# Proposed changes to 189 visa in 2017-2018 Programme year



## Ozzy_Aspirant (May 30, 2017)

Hi

I have filed an EOI for 189 visa with 65 points on 5th May 2017. I have seen in Skillselect page that my occupation(Software and Applications Programmers - 2613) has reached the ceiling for current programme year. 

I would like to know whether there will be any changes in the points test in the coming programme year(2017-18) and if there are any changes, will it affect my invitation as I have submitted my EOI in current programme year.

Thanks in advance.


----------



## Anamica23 (Aug 17, 2016)

Ozzy_Aspirant said:


> Hi
> 
> I have filed an EOI for 189 visa with 65 points on 5th May 2017. I have seen in Skillselect page that my occupation(Software and Applications Programmers - 2613) has reached the ceiling for current programme year.
> 
> ...


No one knows answer for that except Australian Government. 
<*SNIP*> *Inappropriate Content, see: 
http://www.expatforum.com/expats/ge...-please-read-before-posting.html#post13155218 kaju/moderator*
With ongoing trend I believe you will get your invite within 2-3 months after July round starts.Although I would recommend you to try and increase your points if possible.
Dont worry you will get it


----------



## sushil20986 (Jul 18, 2017)

Any idea when they publish new ceiling list for 261313 also if there are more vacancies will it drop cuttoff from 75 to 65


----------



## NB (Mar 29, 2017)

sushil20986 said:


> Any idea when they publish new ceiling list for 261313 also if there are more vacancies will it drop cuttoff from 75 to 65


Any day now
Cutoff has already dropped to 70 in the 1 st Round itself 
Cheers


----------



## sushil20986 (Jul 18, 2017)

Thanks for quick reply as I got only 65 point when do i expect the invite.


----------



## NB (Mar 29, 2017)

sushil20986 said:


> Thanks for quick reply as I got only 65 point when do i expect the invite.
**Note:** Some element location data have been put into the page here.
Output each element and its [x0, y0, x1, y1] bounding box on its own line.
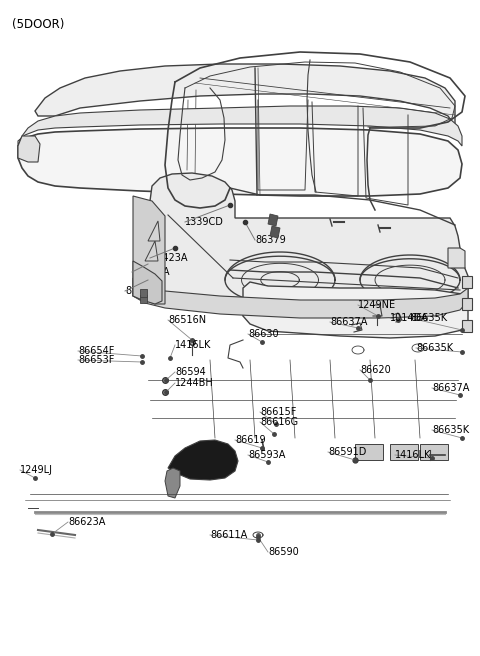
Text: 86630: 86630 [248, 329, 278, 339]
Polygon shape [148, 221, 160, 241]
Text: 86516N: 86516N [168, 315, 206, 325]
Text: 86593A: 86593A [248, 450, 286, 460]
Polygon shape [462, 320, 472, 332]
Text: 86637A: 86637A [432, 383, 469, 393]
Text: 86594: 86594 [175, 367, 206, 377]
Text: 1244BH: 1244BH [175, 378, 214, 388]
Text: (5DOOR): (5DOOR) [12, 18, 64, 31]
Polygon shape [462, 276, 472, 288]
Polygon shape [268, 214, 278, 226]
Text: 1416LK: 1416LK [175, 340, 211, 350]
Text: 82423A: 82423A [150, 253, 188, 263]
Text: 1249LJ: 1249LJ [20, 465, 53, 475]
Text: 86379: 86379 [255, 235, 286, 245]
Text: 86619: 86619 [235, 435, 265, 445]
Text: 85719A: 85719A [132, 267, 169, 277]
Polygon shape [243, 282, 468, 338]
Text: 86616G: 86616G [260, 417, 298, 427]
Polygon shape [35, 64, 455, 126]
Polygon shape [168, 440, 238, 480]
Polygon shape [140, 295, 147, 303]
Text: 86620: 86620 [360, 365, 391, 375]
Text: 1249NE: 1249NE [358, 300, 396, 310]
Text: 86623A: 86623A [68, 517, 106, 527]
Bar [355, 444, 383, 460]
Polygon shape [18, 128, 462, 196]
Bar [420, 444, 448, 460]
Polygon shape [133, 278, 468, 318]
Polygon shape [133, 173, 468, 301]
Polygon shape [243, 268, 468, 316]
Polygon shape [18, 106, 462, 146]
Polygon shape [448, 248, 465, 268]
Text: 85714C: 85714C [125, 286, 163, 296]
Text: 86611A: 86611A [210, 530, 247, 540]
Polygon shape [270, 226, 280, 238]
Text: 1416LK: 1416LK [395, 450, 432, 460]
Text: 86635K: 86635K [432, 425, 469, 435]
Polygon shape [18, 136, 40, 162]
Text: 86591D: 86591D [328, 447, 366, 457]
Polygon shape [140, 289, 147, 297]
Text: 86654F: 86654F [78, 346, 114, 356]
Polygon shape [133, 196, 165, 304]
Polygon shape [462, 298, 472, 310]
Text: 86653F: 86653F [78, 355, 114, 365]
Polygon shape [145, 241, 158, 261]
Text: 1014DA: 1014DA [390, 313, 429, 323]
Text: 86635K: 86635K [410, 313, 447, 323]
Text: 86590: 86590 [268, 547, 299, 557]
Polygon shape [133, 261, 162, 304]
Text: 1339CD: 1339CD [185, 217, 224, 227]
Bar [390, 444, 418, 460]
Text: 86637A: 86637A [330, 317, 367, 327]
Polygon shape [165, 468, 180, 498]
Text: 86615F: 86615F [260, 407, 296, 417]
Text: 86635K: 86635K [416, 343, 453, 353]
At least 3/4 months wait since you submitted the EOI in usual times

But these are uncertain times.
Let's wait for the cut off for the next 2/3 rounds and then revisit this question 

Cheers


----------



## sushil20986 (Jul 18, 2017)

Thanks man for so quick reply. Since i was new and i saw no ceiling update I loose hope for 189 but your reply helped me alot.

You are life saver I was very stressed before your answer.


----------



## faizahmed (Jul 5, 2017)

Does anyone from 263111 with 70 points got the invite on 12 july 2017 round.


----------



## korannetrusha (Mar 20, 2017)

Hi all,

I have heard from someone that Australian government is planning to scrape the 189/190 visas from 2018-2019 year.

Is the news true? Has anyone any idea about it?

Thanks,
Trusha


----------



## bhojpun (Dec 7, 2017)

korannetrusha said:


> Hi all,
> 
> I have heard from someone that Australian government is planning to scrape the 189/190 visas from 2018-2019 year.
> 
> ...


Given that DIBP website is not been updated, and there is no clarity on what happened on 6 Dec 2017 round. 
This could be worth thinking about...


----------



## Maggie-May24 (May 19, 2015)

korannetrusha said:


> Hi all,
> 
> I have heard from someone that Australian government is planning to scrape the 189/190 visas from 2018-2019 year.
> 
> ...


Unless "someone" is Peter Dutton or Malcolm Turnbull, I wouldn't take their opinion very seriously. If/when DIBP makes changes to visas, they will issue a formal announcement.


----------



## RehanAli (Aug 25, 2017)

Hi I need your advise to get 20 points from PTE A


----------



## freak199 (Oct 16, 2013)

Maggie-May24 said:


> Unless "someone" is Peter Dutton or Malcolm Turnbull, I wouldn't take their opinion very seriously. If/when DIBP makes changes to visas, they will issue a formal announcement.


As per the australian news...they need more Cyber security professionals around 10000...So they cant manufacture them in their backyard over night...so what you heard is hoax...


----------